Nach langjährigen Verhandlungen haben H. Johannes Wallmann und die Sächsische Landesbibliothek, Staats- und Universitatsbibliothek Dresden (SLUB) einen Vertrag zur Übernahme des musikalischen und philosophischen Vorlasses des Komponisten geschlossen. Nun konnten die ersten Kisten mit Noten, Schriften, Tonbändern und Videodokumenten von Berlin nach Dresden geholt werden. Weitere werden bis 2023 folgen. Am 23. Februar feiert H. Johannes Wallmann seinen 70. Geburtstag — mit der Archivierung des kulturhistorisch bedeutenden Materials kann eine erste Bilanz seines Schaffens im Verhältnis zu grundlegenden gesellschaftlichen Fragen des 20. und 21. Jahrhunderts gezogen werden.

H. Johannes Wallmann war, nach einer politisch motivierten Relegation vom Kompositionsstudium, 1973-1979 zunächst als Orchestermusiker tätig, wurde 1976-1981 von Friedrich Goldmann unterrichtet, leitete 1975-1986 die „Gruppe Neue Musik Weimar“ und verfolgte in seinen Kompositionen seit den 1970er Jahren konsequent Ideen einer „integralen Moderne“. Bekannt wurde der Komponist durch Projekte, die in der Verbindung verschiedener Sinne und Kunstformen gesellschaftliche Wirksamkeit anstreben. Wallmann nutzt seine musikalischen Ideen, um weit über Musik hinaus auf gesellschaftliche Phänomene aufmerksam zu machen und Veränderung anzuregen. Kunst ist Wallmann nichts Abgeschiedenes, sondern selbstverständlicher Teil des Lebens. Seine Kompositionen beziehen häufig den sie umgebenden Raum ein — zum einen, weil auch der Raum konstitutiv für das Kunstwerk ist, zum anderen, weil vor allem durch das Verorten der (künstlerischen) Aussage inn alltägIichen Stadt- bzw. Landschaftsraum neue künstlerische Herausforderungen entstehen und ein ungleich größeres Publikum erreicht werden kann als in speziellen Konzerträumen.

Die intensive Auseinandersetzung mit anderen Künsten, ästhetischen, philosophischen, soziologischen und allgemein geistes- und naturwissenschaftlichen Fragen findet vielfachen Eingang in sein Werk. 2006 veröffentlichte Wallmann (u.a. als Antwort auf die Postmoderne) seine Vorstellung einer spartenübergreifenden und lebensumfassenden „Vision und Philosophie der Zukunft“ — das Konzept der „integralen Moderne“, die die Trennung der einzelnen Lebensbereiche überwindet.
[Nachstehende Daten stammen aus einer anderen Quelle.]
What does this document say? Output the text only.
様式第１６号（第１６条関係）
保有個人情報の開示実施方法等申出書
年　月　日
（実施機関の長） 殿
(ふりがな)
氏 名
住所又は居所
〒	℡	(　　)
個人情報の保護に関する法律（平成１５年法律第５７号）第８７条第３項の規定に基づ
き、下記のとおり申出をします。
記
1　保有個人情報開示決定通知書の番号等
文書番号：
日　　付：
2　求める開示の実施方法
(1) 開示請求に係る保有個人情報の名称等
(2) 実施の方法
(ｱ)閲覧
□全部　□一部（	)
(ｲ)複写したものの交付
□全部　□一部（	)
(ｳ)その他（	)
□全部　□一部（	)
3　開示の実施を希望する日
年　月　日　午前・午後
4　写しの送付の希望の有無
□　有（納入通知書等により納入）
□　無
Musik ist in diesem ganzheitlich gedachten Konzept ein Element neben vielen anderen, aber eines, in und mit dem Wallmann sich ausdrückt und Gehör verschafft.

Beispielhaft für Wallmanns Anspruch, mit musikalischen Mitteln gesellschaftlich wirksam zu werden, steht das Glockenrequiem für 129 Glocken, aufgeführt am Vorabend des 13. Februar 1995 in Dresden. Mit Hilfe von 47 Geläuten mahnt es an die Zerstörung Dresdens, setzt zugleich aber auch ein Zeichen für, so Wallmann, „Frieden und d[ie] zukunftstragfähige Gestaltung der Welt.“ Eine Fortsetzung fand es 2005 im Glockenrequiem XXI, das unter anderem drei Chöre mit Texten aus der jüdischen, christlichen und islamischen Tradition ergänzt.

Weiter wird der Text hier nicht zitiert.